Ela participa da coalizão no poder e deve, assim, abocanhar alguns ministérios importantes. Seu líder, Umberto Bossi, pode ficar com o cargo que cuidará das reformas. Na ponta oposta, a outra grande surpresa desta eleição foi que, pela primeira vez desde o fim da Segunda Guerra Mundial, o partido comunista ficou fora do Parlamento.
— O que aconteceu na Itália foi uma revolução eleitoral — afirmou o cientista político Octavio Amorim Neto, professor da EPGE/FGV.
A revolução seria a construção de um sistema de representação sem a tradicional fragmentação. O sistema italiano, assim como o brasileiro, sempre foi muito fragmentado, ou seja, cheio de partidinhos.
— Foram necessários 14 anos, isto é, desde o início do processo de reformas eleitorais em 1994, para que se alcançasse o resultado desejado, qual seja, a redução substancial da fragmentação.
Que isso nos sirva de lição — comentou o professor.
O modelo de eleição italiano é confuso até mesmo para os cientistas políticos.
Em linhas gerais, lá o sistema é o seguinte: a coligação vencedora, mesmo sem a maioria, leva pelo menos 60% das cadeiras do Parlamento. Coligações com menos de 2% dos votos não levam nada; assim como partidos independentes com menos de 3%. O resultado disso foi que, dos 30 partidos que concorreram, conseguiram cadeiras apenas sete, sendo que 93% delas estão com a coligação de Berlusconi e com a opositora, do candidato derrotado Walter Veltroni. Juntas, elas tiveram pouco mais de 80% dos votos. O objetivo era facilitar a formação de maiorias estáveis e criar cláusulas de barreiras aos nanicos.
— O sistema deixou de ser multipartidário para se tornar bipolar. Diminuiu o número de partidos efetivos.
Mesmo olhando os partidos e não as coligações, os dois principais partidos juntos passaram a concentrar mais cadeiras. Agora existe uma centro-esquerda e uma centro-direita no Parlamento — explicou Octavio Amorim.
A decisão de Veltroni de fazer uma coligação com apenas dois partidos, segundo o cientista político, fez toda a diferença. Para comparar, nas últimas eleições, o vencedor, Romano Prodi, participava de uma coligação com 13 partidos. Ela era tão frágil que a retirada de um nanico da coligação acabou inviabilizando e derrubando seu governo.

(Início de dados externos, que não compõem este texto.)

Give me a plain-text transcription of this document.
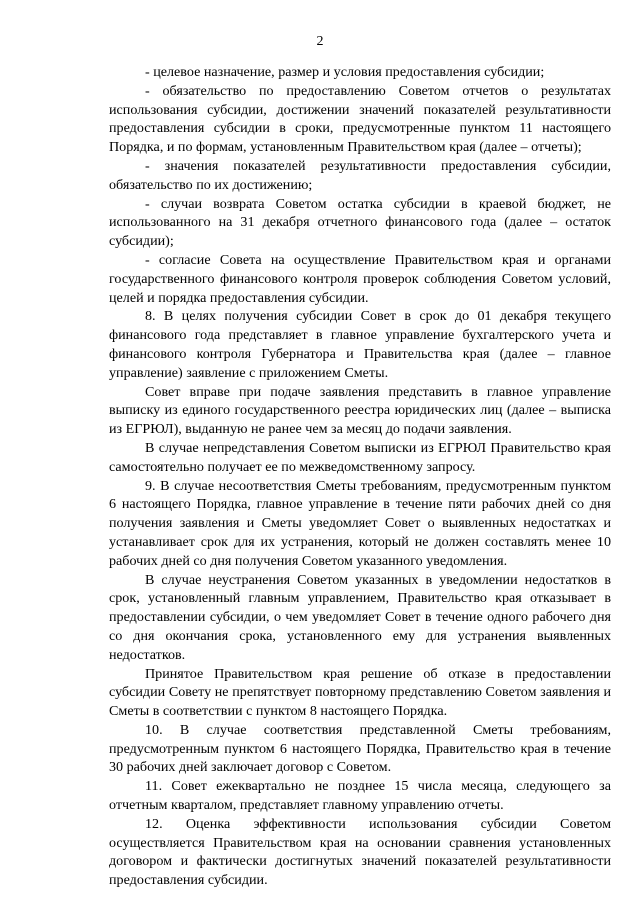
2

- целевое назначение, размер и условия предоставления субсидии;

- обязательство по предоставлению Советом отчетов о результатах использования субсидии, достижении значений показателей результативности предоставления субсидии в сроки, предусмотренные пунктом 11 настоящего Порядка, и по формам, установленным Правительством края (далее – отчеты);

- значения показателей результативности предоставления субсидии, обязательство по их достижению;

- случаи возврата Советом остатка субсидии в краевой бюджет, не использованного на 31 декабря отчетного финансового года (далее – остаток субсидии);

- согласие Совета на осуществление Правительством края и органами государственного финансового контроля проверок соблюдения Советом условий, целей и порядка предоставления субсидии.

8. В целях получения субсидии Совет в срок до 01 декабря текущего финансового года представляет в главное управление бухгалтерского учета и финансового контроля Губернатора и Правительства края (далее – главное управление) заявление с приложением Сметы.

Совет вправе при подаче заявления представить в главное управление выписку из единого государственного реестра юридических лиц (далее – выписка из ЕГРЮЛ), выданную не ранее чем за месяц до подачи заявления.

В случае непредставления Советом выписки из ЕГРЮЛ Правительство края самостоятельно получает ее по межведомственному запросу.

9. В случае несоответствия Сметы требованиям, предусмотренным пунктом 6 настоящего Порядка, главное управление в течение пяти рабочих дней со дня получения заявления и Сметы уведомляет Совет о выявленных недостатках и устанавливает срок для их устранения, который не должен составлять менее 10 рабочих дней со дня получения Советом указанного уведомления.

В случае неустранения Советом указанных в уведомлении недостатков в срок, установленный главным управлением, Правительство края отказывает в предоставлении субсидии, о чем уведомляет Совет в течение одного рабочего дня со дня окончания срока, установленного ему для устранения выявленных недостатков.

Принятое Правительством края решение об отказе в предоставлении субсидии Совету не препятствует повторному представлению Советом заявления и Сметы в соответствии с пунктом 8 настоящего Порядка.

10. В случае соответствия представленной Сметы требованиям, предусмотренным пунктом 6 настоящего Порядка, Правительство края в течение 30 рабочих дней заключает договор с Советом.

11. Совет ежеквартально не позднее 15 числа месяца, следующего за отчетным кварталом, представляет главному управлению отчеты.

12. Оценка эффективности использования субсидии Советом осуществляется Правительством края на основании сравнения установленных договором и фактически достигнутых значений показателей результативности предоставления субсидии.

A saída dos partidos comunistas do Parlamento foi uma das mais demoradas da Europa Ocidental. A Itália sempre teve uma tradição comunista muito forte.

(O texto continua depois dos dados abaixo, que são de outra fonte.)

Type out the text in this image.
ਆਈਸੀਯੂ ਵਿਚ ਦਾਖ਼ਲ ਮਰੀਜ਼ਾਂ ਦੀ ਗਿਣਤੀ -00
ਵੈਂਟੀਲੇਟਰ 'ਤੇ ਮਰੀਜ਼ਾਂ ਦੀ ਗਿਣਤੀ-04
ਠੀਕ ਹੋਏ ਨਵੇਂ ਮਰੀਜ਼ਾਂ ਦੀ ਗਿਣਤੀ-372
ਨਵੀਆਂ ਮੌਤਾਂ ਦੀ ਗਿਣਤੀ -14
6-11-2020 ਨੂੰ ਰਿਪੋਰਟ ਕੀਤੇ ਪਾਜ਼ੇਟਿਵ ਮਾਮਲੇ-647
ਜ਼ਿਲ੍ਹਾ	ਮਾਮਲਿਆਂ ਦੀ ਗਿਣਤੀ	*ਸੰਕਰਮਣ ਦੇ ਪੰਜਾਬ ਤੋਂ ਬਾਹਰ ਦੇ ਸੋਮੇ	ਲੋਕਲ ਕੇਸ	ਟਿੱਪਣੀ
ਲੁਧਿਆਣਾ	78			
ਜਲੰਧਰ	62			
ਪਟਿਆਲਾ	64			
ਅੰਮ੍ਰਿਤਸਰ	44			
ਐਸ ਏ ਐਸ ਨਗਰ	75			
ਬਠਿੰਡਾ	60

Um artigo do jornal “El País” desta semana atribui essa derrota da esquerda italiana a uma “vitória do voto útil”, pelo medo de dar a vitória a Berlusconi, ou fruto do desgaste do governo de Prodi. A democracia cristã, também tradicional no país católico, foi outra que perdeu espaço.
Mesmo tudo isso explicado, fica difícil entender, afinal, o que em Berlusconi agrada aos italianos. Para alguns estudiosos, Berlusconi foi capaz de captar a psique italiana deste momento.
E eles estão, sobretudo, assustados com a chance de ter crescimento de 0% este ano e com o aumento da imigração. Dessa forma, várias promessas não cumpridas em outras ocasiões — como as de que os italianos vão enriquecer, mesmo sem explicar como — continuam capturando eleitores.
Um editorial do jornal “Le Monde” conclui: “A boa notícia desta eleição é que, apesar de um sistema eleitoral complicado, aparecem duas grandes forças a esquerda e a direita, antevendo o bipartidarismo. A má notícia é que Silvio Berlusconi tem, com essa eleição, maioria suficiente para governar por cinco anos. A julgar por suas performances anteriores, é para ficar preocupado.” Não se pode transpor a política de um país para outro, e a Itália sempre foi bem singular. Além de ser parlamentarista e não presidencialista, como é o Brasil.
Mesmo assim, o que aconteceu lá deveria nos ajudar a derrubar certos mitos.
Nem todo partido pequeno é ruim. O PSOL tem uma atuação fundamental no Parlamento; é uma minoria radical e ideológica.
Faz bem ao sistema. Um exemplo: sua atuação no caso Renan Calheiros. Deve-se criar barreira aos nanicos de aluguel. O pior defeito das propostas que surgem no Brasil é que elas prometem o milagre do sistema político perfeito. A Itália de Berlusconi III, com suas inclinações fascistas, deve nos servir de alerta.